Terlebih lagi hanya dengan mengerti bahasa ini, umat muslim akan benar-benar memahami isi dan kandungan Al Quran yang mana adalah petunjuk utama kehidupan manusia. Selain itu hampir seluruh ibadah fardu yang dilimpahkan kepada setiap muslim sebagaian besar disyaratkan menggunakan bahasa ini, walaupun memang tidak disyaratkan sahnya ibadah pemahaman utuh dari bahasa tersebut. Benar saja apa yang pernah dikatakan oleh Sahabat Rasulullah, Umar bin Khattab yang berkata, “pelajari lah bahasa Arab, karena ia merupakan sebagian dari agama kalian.”
baca juga: Umar Bin Khattab, Shahabat Lambang Keadilan Islam
Jika melihat fenomena keagaman akhir ini, amatlah banyak fitnah, bencana dan ujian yang menimpa kaum muslimin bersumber dari kesalahan memahami kandungan ajaran agama. Bagaimana tidak, Al Quran yang memiliki makna yang amat dalam hanya difahami dengan bermodalkan terjemahan yang dapat ditemukan dengan mudah di laman-laman website yang kurang dapat dipertanggung jawabkan kelianannya. Tidak sampai sana, terkadang sebagian kalangan malah saling mentahzir dan menyalahkan karena perbedaan pandangan.
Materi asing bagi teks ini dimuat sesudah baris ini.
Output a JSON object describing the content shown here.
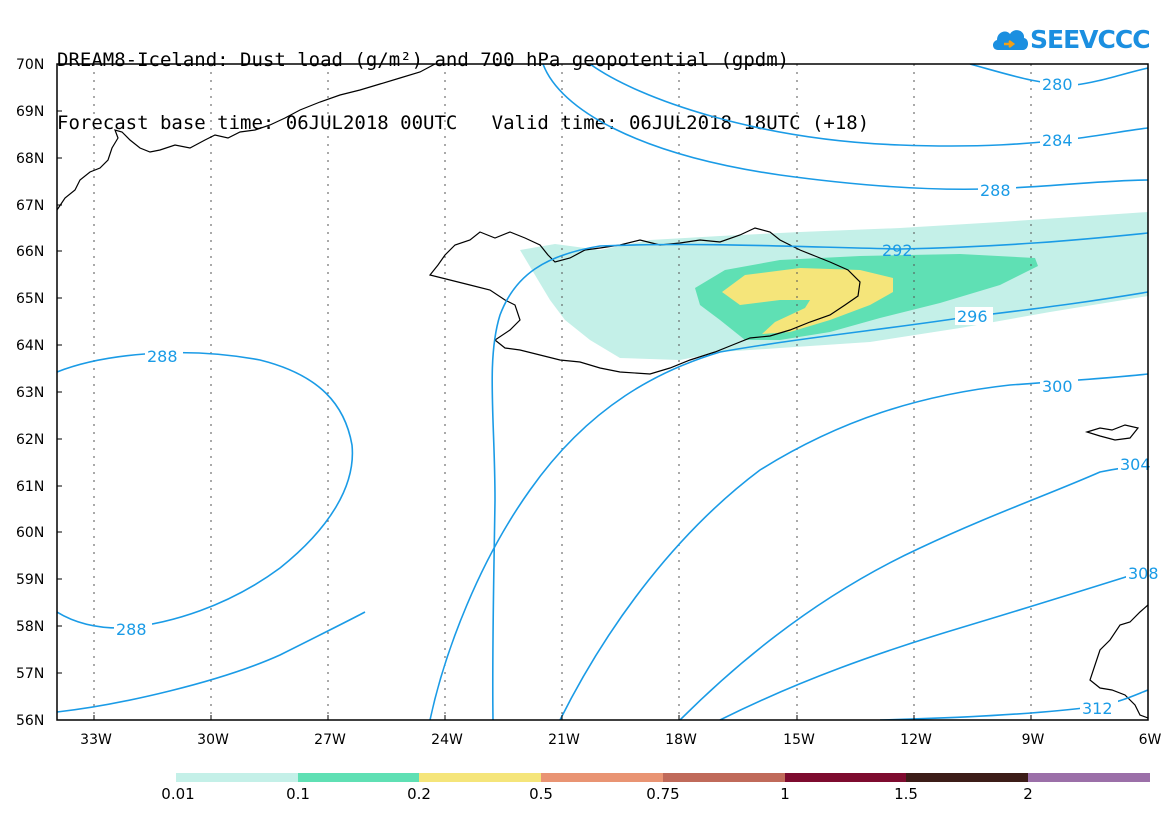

Kembali merujuk ke perkataan Sayyidina Umar tadi, umat Islam nyatanya telah kehilangan “sebagian” dari agamanya, yaitu kehilangan pemahaman bahasa Arab. Maka tidak ada jalan lain bagi setiap muslim selain untuk kembali mencari “barang” hilang tersebut dengan cara mempelajarinya melalui ulama-ulama rabbani dan memahami agama ini tidak hanya sebatas ajaran konvensional namun perlu diagresifkan dengan rasionalitas dan keilmuan khususnya pemahaman bahasa Aravb (la’allakum ta’qilun).
Wallahua’lam bishowab
_
Penulis:
Albi Tisnadi Ramadhan,
Sedang menempuh studi di Universitas Al Azhar, Kairo. Fakultas Studi Islam dan Bahasa Arab.